Serdar Karcılıoğlu

Verin temizlesin!

Ben ne zaman Turizmin dışında bir yazı yazsam okurlarımın bazılarından haklı olarak tepki alıyor ve


”Başkan bırak, turizmin bu kadar sorunu varken işimiz spora mı kaldı”  diye serzenişlerine maruz kalıyorum.

Ama unutmayın ki biz turizmcilerde önce insanız, bu ülkede yaşıyoruz ve spor özellikle de futbol canımız kanımız olmuş. Rrenklerine gönül verdiği takımının sevinci  sevinç, kederi, keder olmuş insanımızın yüz yıldır.

Ayrıca şu da unutulmamalıdır ki spor ülkemizin tanıtımı için çok önemli ve vazgeçilemez bir olgudur.

Galatasaray’ımızın 17.05.2000 de Arsenal’i 4- 1 yendiği ve Avrupa Şampiyonu olduğu maçı Afrika’dan Avrupa’ya 183 TV kanalı naklen yayınlamış ve tüm dünya bu maçı nefesi kesilerek izlememişler miydi?

Yabancı bir ülkede bir Türk takımının oynadığı maç esnasında yüzlerce kamera karşısında ellerinde Türk Bayrakları ile on binlerce insanı başka hangi konu ile bir araya getirebilirsiniz…

Ülkemizin tanıtımı için milyarlarca dolar harcansa bir Futbol olayı ile aynı tepkiyi yaratır mıydı acaba?

İşte bu gerekçelerle de olsa Fenerbahçe yönetiminden gelen talihsiz sözler ile Türk futbolunun Avrupa ve dünyadan soyutlanmasını isteyecek kadar UEFA nın gücünün sorgulanması kadar gaflet ve delalet içine düşülünce önce bir Fenerbahçeli, bir turizmci ve de bir spor sever olarak tepki vermemenin turizmimize de ihanet olacağını düşünüyorum…

Rahmetli Özal, 80’li yılların ortasında turizm atağını başlatırken, Ülkemizin yurt dışında tanıtımı konusunda öncelikle spor müsabakalarında alınacak başarılı sonuçlara işaret etmişti.

Türk futbolu yüz yılın zifir bir kaosunu yaşıyor. UEFA neredeyse Ülkemizi yıllar sürebilecek bir dışlama ile, başta Milli takımımız olmak üzere,  tüm takımlarımıza Avrupa ve dünya kapılarını kapatmaya hazırlanıyor.

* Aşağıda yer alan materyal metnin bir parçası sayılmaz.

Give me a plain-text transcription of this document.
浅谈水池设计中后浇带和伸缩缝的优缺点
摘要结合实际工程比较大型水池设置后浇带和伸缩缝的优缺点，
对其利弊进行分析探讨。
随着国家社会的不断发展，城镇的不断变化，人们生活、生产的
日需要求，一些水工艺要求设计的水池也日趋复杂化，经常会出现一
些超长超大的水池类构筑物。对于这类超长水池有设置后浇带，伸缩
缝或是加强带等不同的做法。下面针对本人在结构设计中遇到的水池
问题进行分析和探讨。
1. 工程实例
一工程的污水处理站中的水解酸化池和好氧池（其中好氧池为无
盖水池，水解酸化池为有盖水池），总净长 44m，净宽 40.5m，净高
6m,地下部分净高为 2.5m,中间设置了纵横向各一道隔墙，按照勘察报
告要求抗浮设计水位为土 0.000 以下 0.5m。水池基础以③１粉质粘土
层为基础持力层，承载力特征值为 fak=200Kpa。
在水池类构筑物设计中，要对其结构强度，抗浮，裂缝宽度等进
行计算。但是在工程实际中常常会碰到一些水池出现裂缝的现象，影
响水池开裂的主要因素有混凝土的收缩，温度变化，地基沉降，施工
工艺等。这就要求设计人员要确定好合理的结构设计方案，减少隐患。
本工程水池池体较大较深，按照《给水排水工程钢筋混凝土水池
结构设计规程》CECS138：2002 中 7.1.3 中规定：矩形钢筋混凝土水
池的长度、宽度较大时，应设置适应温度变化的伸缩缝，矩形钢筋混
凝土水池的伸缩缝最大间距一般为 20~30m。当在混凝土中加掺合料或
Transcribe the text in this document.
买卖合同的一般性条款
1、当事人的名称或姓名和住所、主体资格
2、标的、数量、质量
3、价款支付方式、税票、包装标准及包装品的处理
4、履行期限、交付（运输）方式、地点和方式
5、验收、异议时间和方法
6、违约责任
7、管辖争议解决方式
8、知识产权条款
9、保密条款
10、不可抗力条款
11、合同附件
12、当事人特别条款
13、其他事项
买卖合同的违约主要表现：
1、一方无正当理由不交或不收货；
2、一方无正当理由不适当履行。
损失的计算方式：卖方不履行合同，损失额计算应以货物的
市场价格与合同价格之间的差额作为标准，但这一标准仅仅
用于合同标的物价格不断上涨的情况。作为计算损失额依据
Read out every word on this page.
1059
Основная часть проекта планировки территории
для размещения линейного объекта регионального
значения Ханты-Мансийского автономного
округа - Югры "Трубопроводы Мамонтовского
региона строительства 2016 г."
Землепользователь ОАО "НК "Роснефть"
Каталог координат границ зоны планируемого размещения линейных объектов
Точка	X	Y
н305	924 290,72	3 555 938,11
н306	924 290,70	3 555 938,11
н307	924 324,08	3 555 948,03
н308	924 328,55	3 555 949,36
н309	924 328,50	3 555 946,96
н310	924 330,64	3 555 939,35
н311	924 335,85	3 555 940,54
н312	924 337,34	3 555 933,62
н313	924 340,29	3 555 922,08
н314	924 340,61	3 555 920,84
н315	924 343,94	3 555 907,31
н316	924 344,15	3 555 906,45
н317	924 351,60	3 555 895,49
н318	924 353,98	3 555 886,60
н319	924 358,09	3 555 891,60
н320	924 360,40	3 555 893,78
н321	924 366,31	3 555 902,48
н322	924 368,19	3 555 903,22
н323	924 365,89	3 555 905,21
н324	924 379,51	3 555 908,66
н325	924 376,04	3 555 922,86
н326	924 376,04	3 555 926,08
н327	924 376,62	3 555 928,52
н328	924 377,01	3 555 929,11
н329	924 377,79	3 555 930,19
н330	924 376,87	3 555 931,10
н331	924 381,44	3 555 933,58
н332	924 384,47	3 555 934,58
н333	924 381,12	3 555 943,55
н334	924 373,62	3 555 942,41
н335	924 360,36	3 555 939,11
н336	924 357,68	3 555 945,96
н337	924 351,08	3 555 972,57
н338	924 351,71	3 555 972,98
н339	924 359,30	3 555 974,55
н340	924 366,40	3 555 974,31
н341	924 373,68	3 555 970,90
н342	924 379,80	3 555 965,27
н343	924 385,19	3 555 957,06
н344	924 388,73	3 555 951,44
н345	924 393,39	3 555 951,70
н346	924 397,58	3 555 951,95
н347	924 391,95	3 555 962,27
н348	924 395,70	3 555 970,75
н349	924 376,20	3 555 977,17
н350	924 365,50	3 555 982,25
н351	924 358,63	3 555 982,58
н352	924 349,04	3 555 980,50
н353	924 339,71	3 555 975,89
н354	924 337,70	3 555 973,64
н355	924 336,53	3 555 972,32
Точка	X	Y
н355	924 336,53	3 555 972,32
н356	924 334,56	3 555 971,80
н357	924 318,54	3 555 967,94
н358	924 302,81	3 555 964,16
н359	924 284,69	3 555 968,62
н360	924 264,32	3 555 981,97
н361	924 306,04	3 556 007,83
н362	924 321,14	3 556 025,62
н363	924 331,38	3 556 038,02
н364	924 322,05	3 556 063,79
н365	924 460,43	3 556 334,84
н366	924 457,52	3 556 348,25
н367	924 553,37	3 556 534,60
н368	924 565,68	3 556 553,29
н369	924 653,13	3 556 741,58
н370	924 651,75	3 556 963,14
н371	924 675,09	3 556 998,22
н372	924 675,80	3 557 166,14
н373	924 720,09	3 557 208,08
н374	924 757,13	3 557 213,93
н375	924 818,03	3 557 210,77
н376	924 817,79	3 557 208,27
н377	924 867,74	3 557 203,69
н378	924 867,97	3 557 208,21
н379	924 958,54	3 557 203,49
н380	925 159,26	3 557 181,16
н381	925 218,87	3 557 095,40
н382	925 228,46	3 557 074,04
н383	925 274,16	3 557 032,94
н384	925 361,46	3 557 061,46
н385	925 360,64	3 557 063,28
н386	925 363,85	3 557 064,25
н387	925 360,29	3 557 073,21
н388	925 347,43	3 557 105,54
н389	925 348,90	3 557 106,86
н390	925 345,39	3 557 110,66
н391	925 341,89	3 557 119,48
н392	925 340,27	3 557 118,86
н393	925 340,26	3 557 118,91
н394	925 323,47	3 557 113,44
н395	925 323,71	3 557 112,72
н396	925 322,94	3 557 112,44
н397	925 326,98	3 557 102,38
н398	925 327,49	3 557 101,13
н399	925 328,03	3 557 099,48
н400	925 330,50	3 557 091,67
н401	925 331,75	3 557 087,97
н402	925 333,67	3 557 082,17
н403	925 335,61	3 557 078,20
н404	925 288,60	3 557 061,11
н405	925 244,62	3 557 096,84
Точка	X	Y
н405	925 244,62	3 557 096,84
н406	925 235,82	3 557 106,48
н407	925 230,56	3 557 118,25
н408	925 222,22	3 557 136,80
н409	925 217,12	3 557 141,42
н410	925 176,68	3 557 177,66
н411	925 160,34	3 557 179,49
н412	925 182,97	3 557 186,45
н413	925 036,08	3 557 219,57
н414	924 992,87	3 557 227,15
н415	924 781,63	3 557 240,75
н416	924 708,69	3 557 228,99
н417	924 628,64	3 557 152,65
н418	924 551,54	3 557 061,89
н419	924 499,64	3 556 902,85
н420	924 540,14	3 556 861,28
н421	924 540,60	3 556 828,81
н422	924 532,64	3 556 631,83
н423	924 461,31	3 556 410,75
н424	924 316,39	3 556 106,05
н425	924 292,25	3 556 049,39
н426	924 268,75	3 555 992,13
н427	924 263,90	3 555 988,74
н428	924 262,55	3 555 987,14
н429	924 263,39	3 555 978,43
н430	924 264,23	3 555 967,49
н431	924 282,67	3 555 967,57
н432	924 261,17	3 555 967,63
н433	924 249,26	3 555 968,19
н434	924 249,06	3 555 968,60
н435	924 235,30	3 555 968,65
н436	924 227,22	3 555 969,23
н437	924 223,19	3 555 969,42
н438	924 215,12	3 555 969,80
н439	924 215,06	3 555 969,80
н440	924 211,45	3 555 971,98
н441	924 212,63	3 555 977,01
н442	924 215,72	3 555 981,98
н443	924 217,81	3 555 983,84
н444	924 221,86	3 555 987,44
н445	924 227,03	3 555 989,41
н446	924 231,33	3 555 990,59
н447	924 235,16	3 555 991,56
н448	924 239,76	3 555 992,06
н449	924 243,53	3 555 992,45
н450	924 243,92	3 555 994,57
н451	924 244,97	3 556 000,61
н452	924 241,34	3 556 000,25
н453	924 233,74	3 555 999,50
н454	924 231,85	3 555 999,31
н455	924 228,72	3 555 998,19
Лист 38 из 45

Böyle bir durumda seyirci kalmamalıyız. Türk sporu spor adamlarının işi olduğu kadar biz turizmcilerin de işidir. Hepimiz, herkes, bu hatalar zincirine dur demeli alternatifler üretmelidir..

İşte bir Alternatif benden;

Rahmetli Özal, Anavatan Partisi kuruluş çalışmalarını başlattığında ilk o yanındaydı.

Çok az kişi bilirdi ailenin bu denli çok yakınında olduğunu; Özal’ların tüm fertlerinin dert ortağı, çözüm merkezi idi.

Parti çalışmalarından yorgun argın eve gelen Özal evde günün yorumunu onunla paylaşırdı.

Milletvekili listesinin hemen en başlarında O’da vardı. Rahmetli çok güvendiği bu kişiden her konuda faydalanmak istiyordu muhtemel iktidarlarında.

Olmadı…. “VETO” yedi. Büyük bir şok’ tu. O zamana kadar tertemiz bir tüccar vasfından başka bulaştığı ne siyaset, ne de olumsuz bir durumu söz konusu bile değildi.

Yıllar sonra Evren Paşayla yollarının kesiştiği bir sofrada “Niye?” diye sordu; soyadından dolayı yediğini öğrendi Veto’yu.

Zira soyadların karışabileceği düşüncesiyle karşı çıkmıştı zamanın Başbakanı ULUSU.

“Kurunun” yanında “Yaş”  da yanmıştı Evren Paşanın cevabında…

Çünkü, adı, M. Kemal, soyadı, ULUSU ‘ idi.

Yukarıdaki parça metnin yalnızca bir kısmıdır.